To see if worries prevent anything from happening, do this simple task. Hold a pen in your hand over the floor and worry about the pen not hitting the floor when you let go of it. Then, let go of the pen and see what happens. If worries could prevent things from happening, the pen would have floated in the air. If you can’t float a pen in the air by worrying about it, how will your worries prevent deaths, disasters, or other dreaded outcomes?
2. If I worry hard enough, I will be able to think of every bad thing that might happen, and if I can think of every bad outcome, then I can prepare for every bad outcome, and there will be nothing to worry about. People who try to worry about everything often do not enjoy anything because all they do is spend their time worrying. Or they think of so many bad things that might happen that they don’t do much of anything at all, as a way to avoid the bad things they fear.
So instead of enjoying the fact that their children are out playing with their friends, they may instead worry that the children will fall and get hurt or do something that will make all of their friends dislike them. Because of that fear, such parents with OCD may start to prevent their children from going out to play. Although this prevents their children from being hurt while playing or from offending their friends, it also prevents them from being kids and enjoying their childhood.

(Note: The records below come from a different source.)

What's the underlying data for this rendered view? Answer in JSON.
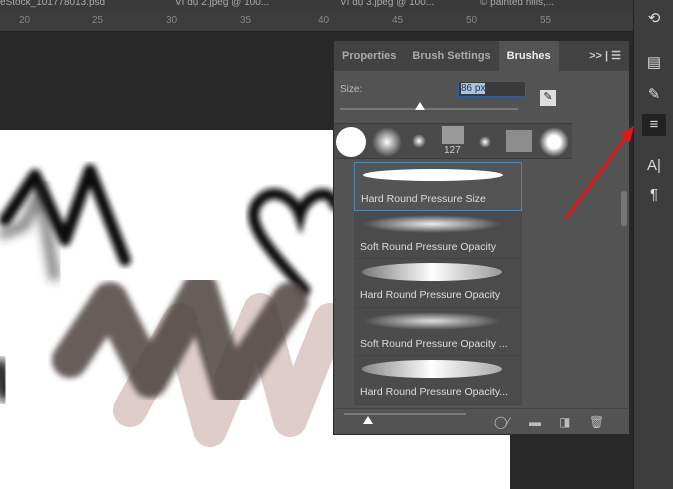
{
  "doc_tabs": [
    "eStock_101778013.psd",
    "Ví dụ 2.jpeg @ 100...",
    "Ví dụ 3.jpeg @ 100...",
    "© painted hills,..."
  ],
  "ruler_ticks": [
    "20",
    "25",
    "30",
    "35",
    "40",
    "45",
    "50",
    "55"
  ],
  "panel": {
    "tabs": [
      {
        "label": "Properties"
      },
      {
        "label": "Brush Settings"
      },
      {
        "label": "Brushes",
        "active": true
      }
    ],
    "overflow": ">>",
    "size_label": "Size:",
    "size_value": "86 px",
    "size_slider_fraction": 0.45,
    "preset_count_label": "127",
    "brushes": [
      {
        "name": "Hard Round Pressure Size",
        "selected": true
      },
      {
        "name": "Soft Round Pressure Opacity"
      },
      {
        "name": "Hard Round Pressure Opacity"
      },
      {
        "name": "Soft Round Pressure Opacity ..."
      },
      {
        "name": "Hard Round Pressure Opacity..."
      }
    ],
    "preview_slider_fraction": 0.2
  },
  "colors": {
    "accent_arrow": "#e01818",
    "selection": "#4a8ab0"
  }
}
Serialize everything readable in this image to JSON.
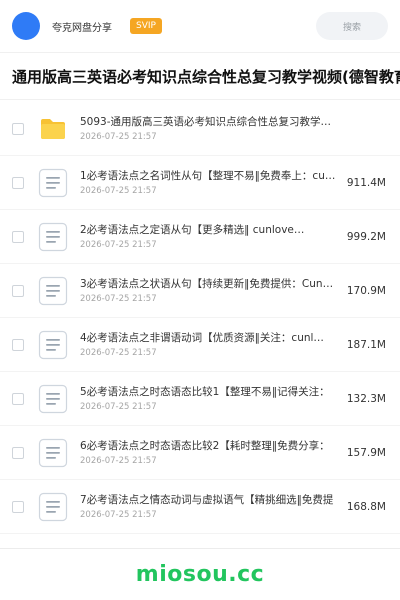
{
  "header": {
    "user_name": "夸克网盘分享",
    "vip_label": "SVIP",
    "search_placeholder": "搜索",
    "colors": {
      "avatar": "#2f7bf6",
      "vip": "#f5a623"
    }
  },
  "page": {
    "title": "通用版高三英语必考知识点综合性总复习教学视频(德智教育"
  },
  "files": [
    {
      "type": "folder",
      "icon": "folder-icon",
      "name": "5093-通用版高三英语必考知识点综合性总复习教学…",
      "date": "2026-07-25 21:57",
      "size": ""
    },
    {
      "type": "doc",
      "icon": "document-icon",
      "name": "1必考语法点之名词性从句【整理不易‖免费奉上：cu…",
      "date": "2026-07-25 21:57",
      "size": "911.4M"
    },
    {
      "type": "doc",
      "icon": "document-icon",
      "name": "2必考语法点之定语从句【更多精选‖ cunlove…",
      "date": "2026-07-25 21:57",
      "size": "999.2M"
    },
    {
      "type": "doc",
      "icon": "document-icon",
      "name": "3必考语法点之状语从句【持续更新‖免费提供：Cun…",
      "date": "2026-07-25 21:57",
      "size": "170.9M"
    },
    {
      "type": "doc",
      "icon": "document-icon",
      "name": "4必考语法点之非谓语动词【优质资源‖关注：cunl…",
      "date": "2026-07-25 21:57",
      "size": "187.1M"
    },
    {
      "type": "doc",
      "icon": "document-icon",
      "name": "5必考语法点之时态语态比较1【整理不易‖记得关注：",
      "date": "2026-07-25 21:57",
      "size": "132.3M"
    },
    {
      "type": "doc",
      "icon": "document-icon",
      "name": "6必考语法点之时态语态比较2【耗时整理‖免费分享：",
      "date": "2026-07-25 21:57",
      "size": "157.9M"
    },
    {
      "type": "doc",
      "icon": "document-icon",
      "name": "7必考语法点之情态动词与虚拟语气【精挑细选‖免费提",
      "date": "2026-07-25 21:57",
      "size": "168.8M"
    }
  ],
  "watermark": {
    "text": "miosou.cc",
    "color": "#22c55e"
  }
}
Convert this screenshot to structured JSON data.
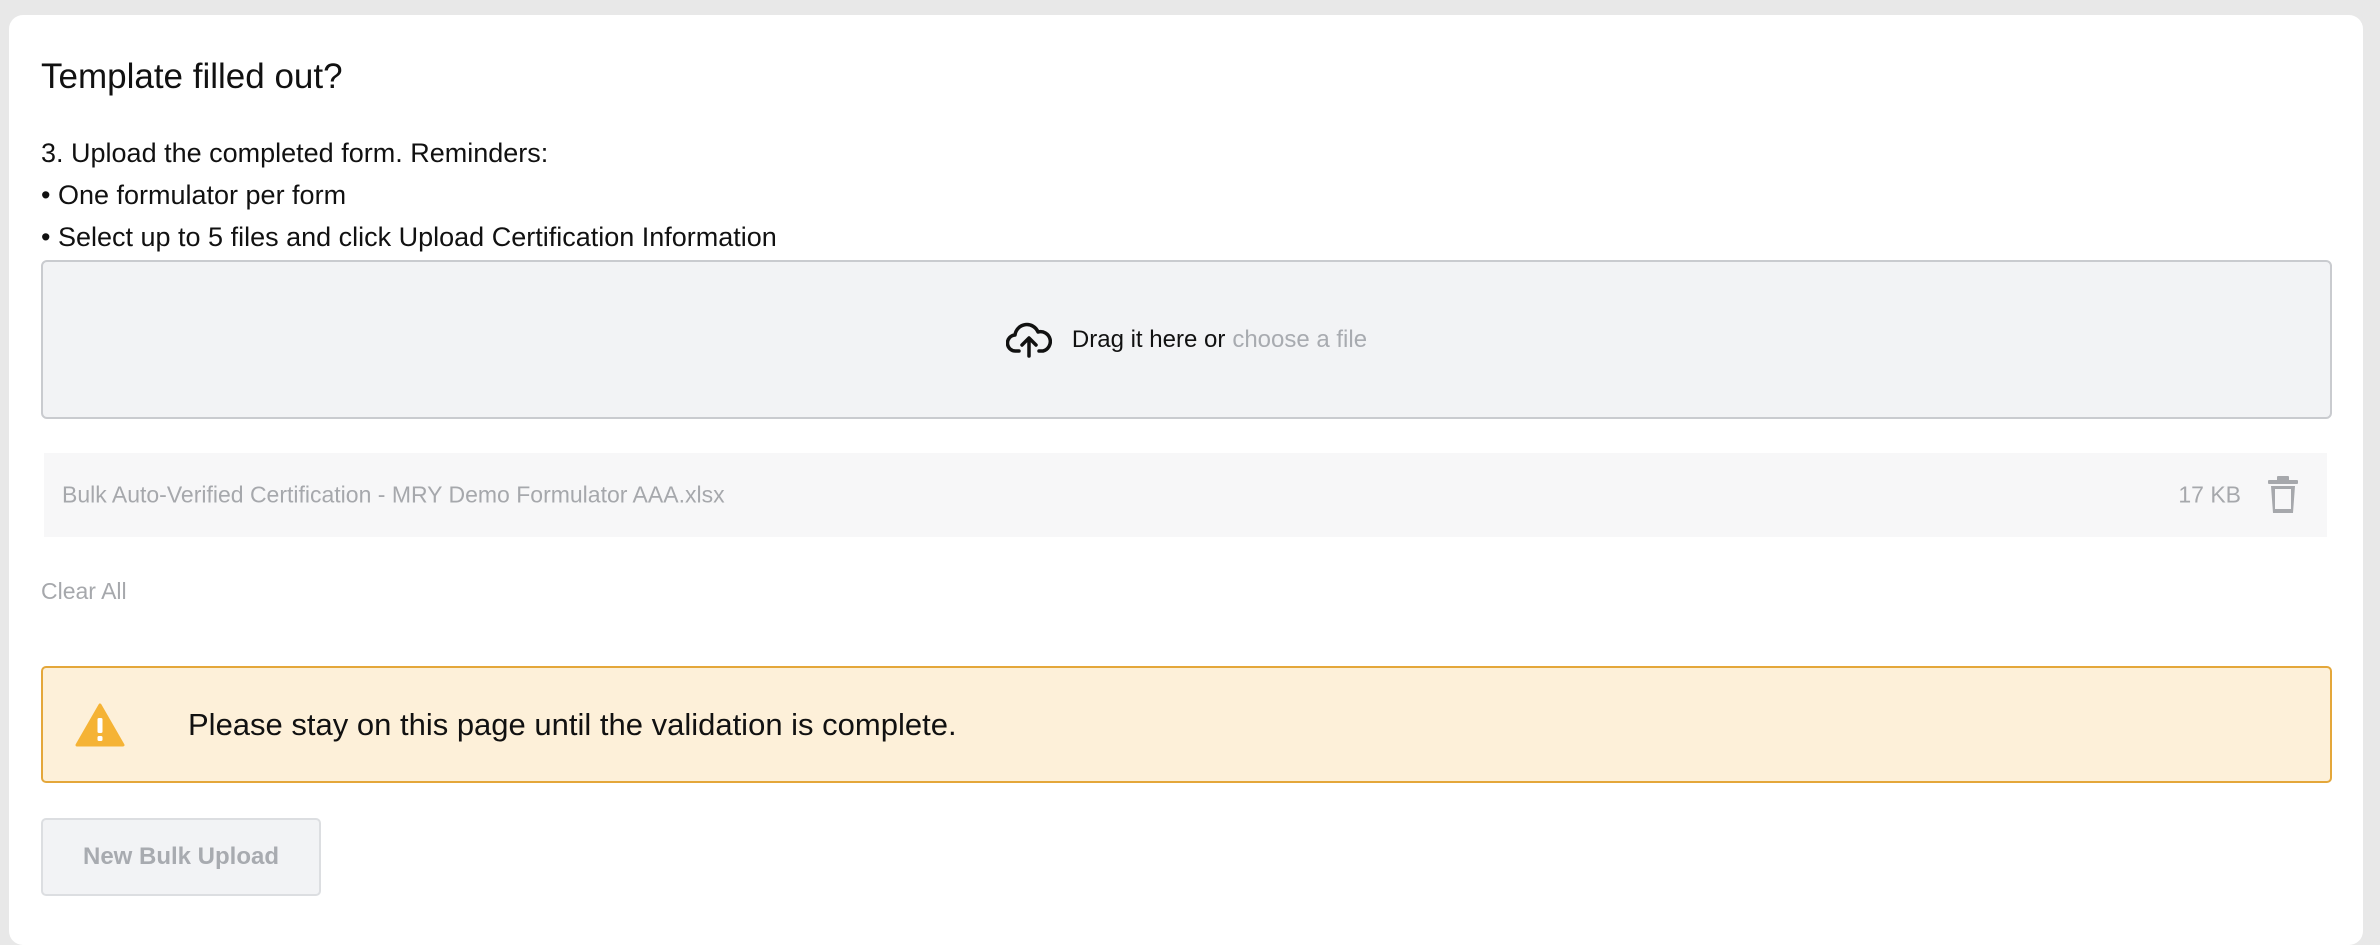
{
  "section": {
    "title": "Template filled out?",
    "instructions": [
      "3. Upload the completed form. Reminders:",
      "• One formulator per form",
      "• Select up to 5 files and click Upload Certification Information"
    ]
  },
  "dropzone": {
    "icon": "cloud-upload-icon",
    "text": "Drag it here or",
    "link": "choose a file"
  },
  "file": {
    "name": "Bulk Auto-Verified Certification - MRY Demo Formulator AAA.xlsx",
    "size": "17 KB",
    "delete_icon": "trash-icon"
  },
  "clear_all": "Clear All",
  "alert": {
    "icon": "warning-icon",
    "message": "Please stay on this page until the validation is complete.",
    "background": "#fdf0d9",
    "border": "#e4a73a",
    "icon_color": "#f5b335"
  },
  "actions": {
    "new_bulk_upload": "New Bulk Upload"
  }
}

When people with OCD worry, they jump to the worst-case scenarios, the things that they fear the most. Because they are so focused on these extreme fears, they do their rituals to prevent the possibility of these things happening. However, worry is insidious, it just keeps coming back, and the worries return again and again, possibly leading to more compulsive behaviors.
The goal of therapy is to break the link between the thoughts and behaviors, getting people to recognize that just because you think something does not mean it is true and that you need to do something to undo the thought.